Many emerging biotechnologies have the potential to contribute to the Sustainable Development Goals. However, emerging technologies are generally characterized by large degrees of uncertainty concerning both their efficacy vis-a-vis their intended effects, as well as potential unintended impacts they might have - whether these are in the sphere of health or environmental safety, sustainability, or societal order or morality.
Anticipating these aspects is a complex but valuable process. If done well, it can support the development of biotechnologies that meet societal needs and do so responsibly. Because: what works in the lab generally speaking requires an entire system to ensure its effectiveness in the real world.
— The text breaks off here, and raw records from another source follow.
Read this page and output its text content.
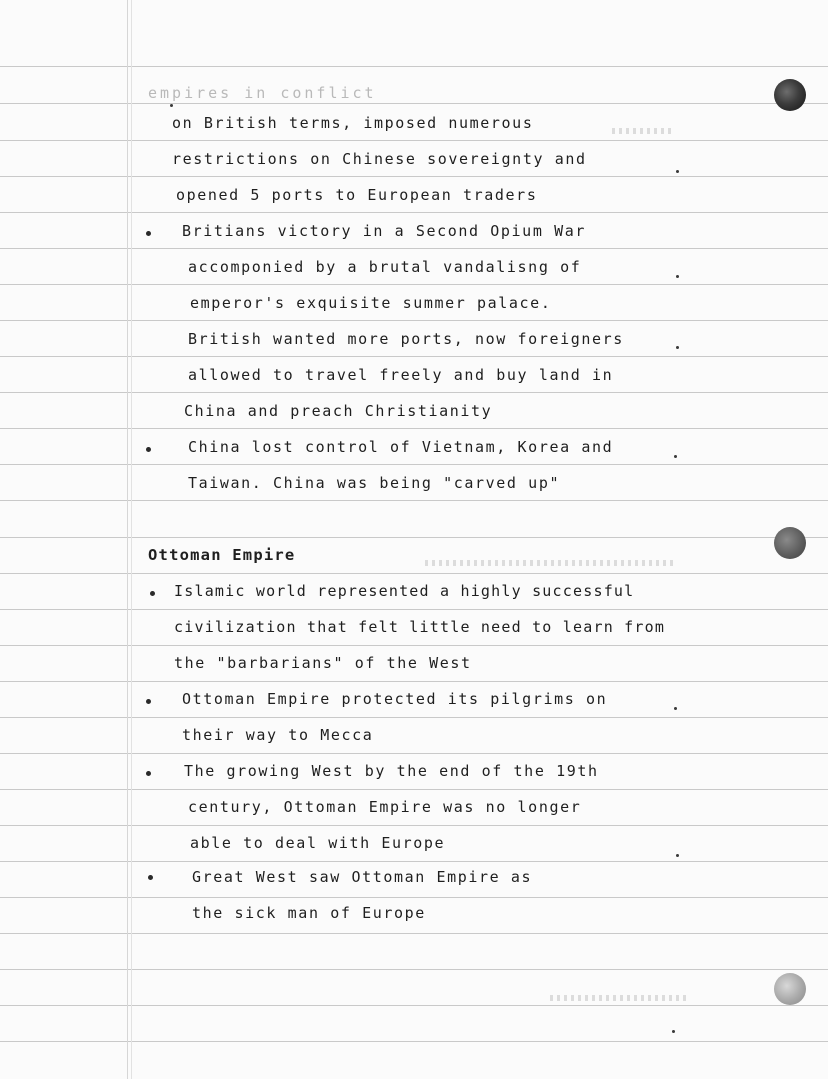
empires in conflict
on British terms, imposed numerous
restrictions on Chinese sovereignty and
opened 5 ports to European traders
Britians victory in a Second Opium War
accomponied by a brutal vandalisng of
emperor's exquisite summer palace.
British wanted more ports, now foreigners
allowed to travel freely and buy land in
China and preach Christianity
China lost control of Vietnam, Korea and
Taiwan. China was being "carved up"
Ottoman Empire
Islamic world represented a highly successful
civilization that felt little need to learn from
the "barbarians" of the West
Ottoman Empire protected its pilgrims on
their way to Mecca
The growing West by the end of the 19th
century, Ottoman Empire was no longer
able to deal with Europe
Great West saw Ottoman Empire as
the sick man of Europe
And carefully considering possible futures can help wrap your head around conditions that need to be met in such system - or could even help in (re-)designing the system bottom-up.
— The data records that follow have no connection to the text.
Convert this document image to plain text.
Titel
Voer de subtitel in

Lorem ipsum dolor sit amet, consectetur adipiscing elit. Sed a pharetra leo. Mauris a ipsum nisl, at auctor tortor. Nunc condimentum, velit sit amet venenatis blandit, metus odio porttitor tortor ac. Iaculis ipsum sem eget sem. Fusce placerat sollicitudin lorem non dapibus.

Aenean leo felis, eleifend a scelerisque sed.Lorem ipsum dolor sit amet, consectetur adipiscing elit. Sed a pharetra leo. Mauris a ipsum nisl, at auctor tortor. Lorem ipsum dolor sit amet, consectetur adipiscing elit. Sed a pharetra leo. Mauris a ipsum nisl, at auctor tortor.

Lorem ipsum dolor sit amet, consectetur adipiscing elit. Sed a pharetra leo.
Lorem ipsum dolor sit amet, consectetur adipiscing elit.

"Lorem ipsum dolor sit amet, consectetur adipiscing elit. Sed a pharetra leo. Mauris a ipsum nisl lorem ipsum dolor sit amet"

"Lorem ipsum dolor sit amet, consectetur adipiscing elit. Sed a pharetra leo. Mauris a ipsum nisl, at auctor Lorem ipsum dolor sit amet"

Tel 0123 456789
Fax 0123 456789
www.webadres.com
With this in mind, in a project commissioned by the Dutch Ministry of Infrastructure and Water Management, the Athena Institute is developing a learning tool to help young biotechnologists anticipate the way their projects may interact with the world, and to help them to integrate these insights into their socio-technical design efforts in biotechnology. This tool invites biotechnologists to consider how they might increase their projects' positive impact on the world, while simultaneously decreasing their potential negative impacts. Practicing anticipation, design and reflection, from a transdisciplinary perspective, is key to this. This tool aspires to support you in doing so.